South Wales Guardian
2 hours ago
- South Wales Guardian
Nvidia becomes most valuable company in the world at 4 trillion dollars
Nvidia shares rose 2.5%, or 3.97 dollars (£2.92), in early trading on Wednesday, topping 164 dollars (£120) each. At the beginning of 2023, Nvidia shares were around 14 dollars (£10) each. The poster child of the AI boom, Nvidia has grown into the largest company on Wall Street, surpassing Microsoft, Apple, Amazon and Google. The stock's movement carries more weight on the S&P 500 and other indexes than every company except Apple. Two years ago, Nvidia's market value was below 600 billion dollars (£441 billion). In its most recent quarter, Nvidia overcame tariff-driven turbulence to deliver another quarter of robust growth amid feverish demand for its high-powered AI chips. Nvidia earned 18.8 billion dollars (£13.8 nillion) in the period, a 26% increase from the same time last year. Revenue surged 69% from a year ago to 44.1 billion dollars (£32.5 billion).
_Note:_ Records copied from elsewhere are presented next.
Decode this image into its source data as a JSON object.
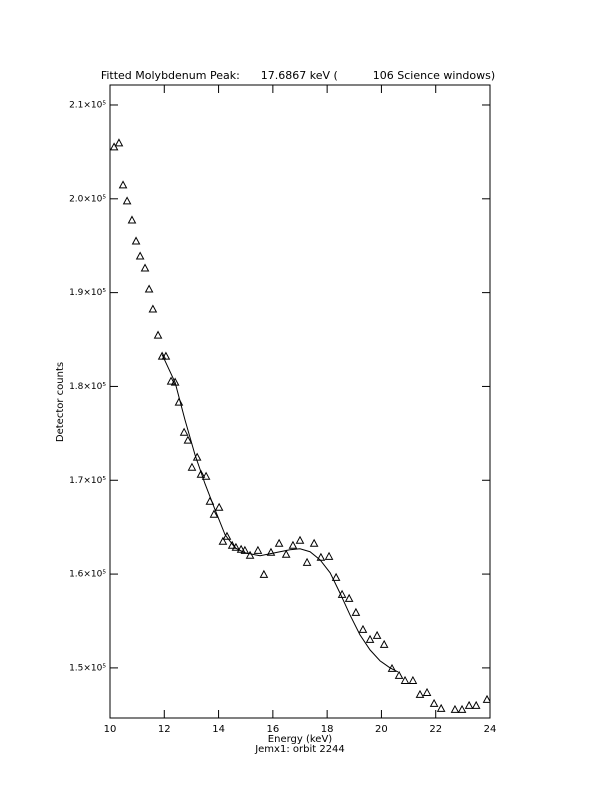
{
  "chart_data": {
    "type": "scatter",
    "title": "Fitted Molybdenum Peak:      17.6867 keV (          106 Science windows)",
    "xlabel": "Energy (keV)",
    "ylabel": "Detector counts",
    "subtitle": "Jemx1: orbit 2244",
    "xlim": [
      10,
      24
    ],
    "xticks": [
      10,
      12,
      14,
      16,
      18,
      20,
      22,
      24
    ],
    "ylim": [
      144660,
      212130
    ],
    "yticks": [
      {
        "value": 150000,
        "label": "1.5×10⁵"
      },
      {
        "value": 160000,
        "label": "1.6×10⁵"
      },
      {
        "value": 170000,
        "label": "1.7×10⁵"
      },
      {
        "value": 180000,
        "label": "1.8×10⁵"
      },
      {
        "value": 190000,
        "label": "1.9×10⁵"
      },
      {
        "value": 200000,
        "label": "2.0×10⁵"
      },
      {
        "value": 210000,
        "label": "2.1×10⁵"
      }
    ],
    "series": [
      {
        "type": "scatter",
        "color": "#000000",
        "x": [
          10.15,
          10.33,
          10.48,
          10.63,
          10.81,
          10.96,
          11.11,
          11.29,
          11.44,
          11.58,
          11.77,
          11.92,
          12.06,
          12.25,
          12.4,
          12.54,
          12.73,
          12.87,
          13.02,
          13.21,
          13.35,
          13.54,
          13.68,
          13.83,
          14.02,
          14.16,
          14.31,
          14.5,
          14.64,
          14.83,
          14.97,
          15.16,
          15.45,
          15.67,
          15.93,
          16.23,
          16.49,
          16.74,
          17.0,
          17.26,
          17.52,
          17.77,
          18.07,
          18.33,
          18.55,
          18.81,
          19.06,
          19.32,
          19.58,
          19.84,
          20.1,
          20.39,
          20.65,
          20.87,
          21.16,
          21.42,
          21.68,
          21.94,
          22.2,
          22.71,
          22.97,
          23.23,
          23.49,
          23.89
        ],
        "values": [
          205480,
          205910,
          201430,
          199720,
          197690,
          195450,
          193850,
          192570,
          190330,
          188200,
          185420,
          183180,
          183180,
          180520,
          180410,
          178280,
          175070,
          174220,
          171340,
          172410,
          170590,
          170380,
          167710,
          166330,
          167070,
          163440,
          163980,
          163020,
          162800,
          162590,
          162480,
          161950,
          162480,
          159920,
          162270,
          163230,
          162060,
          163020,
          163550,
          161200,
          163230,
          161740,
          161840,
          159600,
          157790,
          157360,
          155870,
          154050,
          152990,
          153410,
          152450,
          149890,
          149150,
          148610,
          148610,
          147120,
          147330,
          146160,
          145630,
          145520,
          145520,
          145950,
          145950,
          146590
        ]
      },
      {
        "type": "line",
        "color": "#000000",
        "x": [
          11.92,
          12.4,
          12.76,
          13.13,
          13.5,
          13.87,
          14.24,
          14.61,
          14.97,
          15.53,
          16.08,
          16.63,
          17.0,
          17.37,
          17.74,
          18.11,
          18.47,
          18.84,
          19.21,
          19.58,
          19.95,
          20.32,
          20.61
        ],
        "values": [
          183400,
          180410,
          176460,
          172730,
          169630,
          166860,
          164190,
          162800,
          162270,
          161950,
          162270,
          162590,
          162700,
          162380,
          161520,
          160140,
          158000,
          155660,
          153520,
          151920,
          150750,
          150000,
          149570
        ]
      }
    ]
  }
}
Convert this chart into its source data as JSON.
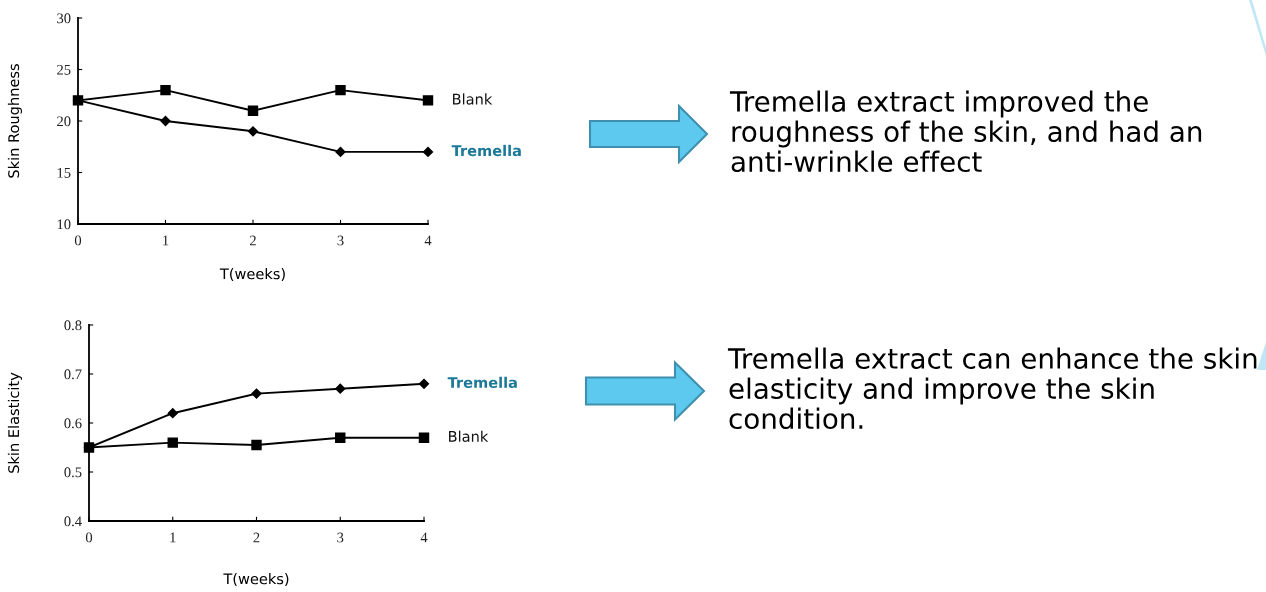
{
  "chart_data": [
    {
      "type": "line",
      "xlabel": "T(weeks)",
      "ylabel": "Skin Roughness",
      "x": [
        0,
        1,
        2,
        3,
        4
      ],
      "xlim": [
        0,
        4
      ],
      "xticks": [
        0,
        1,
        2,
        3,
        4
      ],
      "ylim": [
        10,
        30
      ],
      "yticks": [
        10,
        15,
        20,
        25,
        30
      ],
      "series": [
        {
          "name": "Blank",
          "color": "#000000",
          "marker": "square",
          "values": [
            22,
            23,
            21,
            23,
            22
          ]
        },
        {
          "name": "Tremella",
          "color": "#000000",
          "marker": "diamond",
          "values": [
            22,
            20,
            19,
            17,
            17
          ]
        }
      ],
      "annotations": [
        "Tremella extract improved the roughness of the skin, and had an anti-wrinkle effect"
      ]
    },
    {
      "type": "line",
      "xlabel": "T(weeks)",
      "ylabel": "Skin Elasticity",
      "x": [
        0,
        1,
        2,
        3,
        4
      ],
      "xlim": [
        0,
        4
      ],
      "xticks": [
        0,
        1,
        2,
        3,
        4
      ],
      "ylim": [
        0.4,
        0.8
      ],
      "yticks": [
        0.4,
        0.5,
        0.6,
        0.7,
        0.8
      ],
      "series": [
        {
          "name": "Tremella",
          "color": "#000000",
          "marker": "diamond",
          "values": [
            0.55,
            0.62,
            0.66,
            0.67,
            0.68
          ]
        },
        {
          "name": "Blank",
          "color": "#000000",
          "marker": "square",
          "values": [
            0.55,
            0.56,
            0.555,
            0.57,
            0.57
          ]
        }
      ],
      "annotations": [
        "Tremella extract can enhance the skin elasticity and improve the skin condition."
      ]
    }
  ]
}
If not for a 4.5 billion dollar (£3.3 billion) charge that Nvidia absorbed to account for the US government's restrictions on its chip sales to China, Nvidia would have made 96 cents (71p) per share, far above the 73 cents (54p) per share envisioned by analysts. Nvidia reports its second-quarter results next month. Wall Street is expecting another quarter of record sales and profit for the Santa Clara, California, company. Nvidia and other companies benefiting from the AI boom have been a major reason the S&P 500 has climbed to record after record recently. Their explosion of profits has helped to propel the market despite worries about stubbornly high inflation and possible pain coming for the US economy from tariffs and other policies of President Donald Trump.